When Republican Gov. Jim Justice of West Virginia rolled out a plan this month to reduce the state's personal income tax, he referred to maps and charts that showed that the state has been hemorrhaging population. According to the U.S. Census Bureau, West Virginia is the only state to have lost population, overall, since 1950.
Justice said now is the moment to try something bold to turn the population decline around. West Virginia has been in the national spotlight for its rollout of the COVID-19 vaccine.
"How we've handled COVID and how we've handled the economics of COVID, really and truly, we have knocked it out of the park," the governor said.
Under Justice's plan, all tax filers would see a 60% tax cut on wages and salaries, as well as on Social Security, unemployment and retirement benefits.
But the plan would cost the state more than a billion dollars — or nearly a quarter — of its general revenue budget. To account for that revenue loss, Justice has proposed massive hikes on tobacco, alcohol and soda taxes.
Most notably, though, the plan would bump the consumer sales tax from 6% to 7.9% — making it the highest base rate of any state in the United States.
Even so, the governor promises that his idea would be a net win for taxpayers and would provide much-needed economic growth in a state that has seen the decline of its once-dominant coal industry.
He also dreams of another win for the state — one that has found its way into marketing materials for the plan. It's a goal that Justice has referenced for years and has repeated often in rolling out his tax reform proposal.
"I really, really believe that there is a real chance of landing real entertainment — landing, you know, the next Disney, the next Dollywood, whatever," he said at a recent event touting the plan.
But those in West Virginia's business community argue that the plan merely shifts the burden from one revenue stream to others.
"I think that the proponents of the current plan might simply have overlooked, or underestimated, the impact of these proposals on businesses," says Steve Roberts, president of the West Virginia Chamber of Commerce.
Among other concerns, Roberts takes issue with the proposed increase to the consumer sales tax, especially given that higher populations are concentrated in many of the state's border counties.
"If we adopt a sales tax rate that would make our state sales tax so much higher than surrounding states', we're afraid that people will find the incentive to run next door to do their shopping," Roberts says.
Where people spend their money is one thing.
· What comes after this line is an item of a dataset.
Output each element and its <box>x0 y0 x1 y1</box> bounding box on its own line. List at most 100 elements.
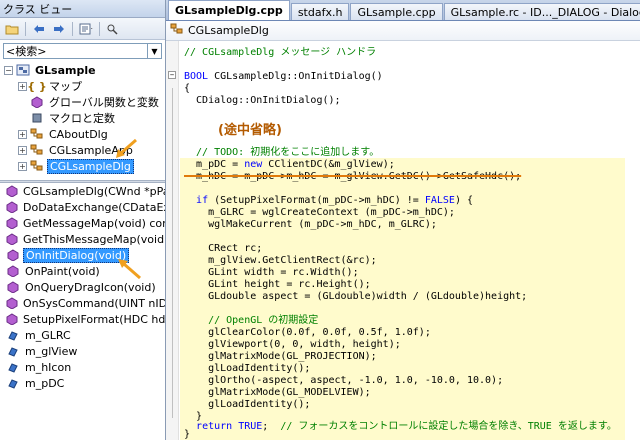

But tax experts say getting people to move to a different state in droves by reducing the state income tax — as the governor hopes — is a different ballgame altogether.
"It's not a panacea that solves every last one of your problems in attracting people or growth," says Jared Walczak, vice president of state projects at the Tax Foundation, a nonprofit group often described as center-right.
Some states, he says, have done well in growing their economies by lowering income taxes or eliminating them entirely.
The governor often points to states like Florida, Tennessee and Texas as growing their populations — at least in part — by lowering their tax burdens, including personal income taxes.
But Walczak remains skeptical that West Virginia could bring in people on a scale that Justice and other Republican leaders are hoping for.
"West Virginia can accomplish some of that as well, but you don't want to be banking on hundreds of thousands of people moving into the state," Walczak says.
Where the governor's plan goes now, though, is in the hands of lawmakers.
Leaders in the state's GOP-led Senate are on board for a bold approach.
But top Republicans in the House of Delegates say they're willing to reduce the personal income tax — just not at the expense of other drastic hikes.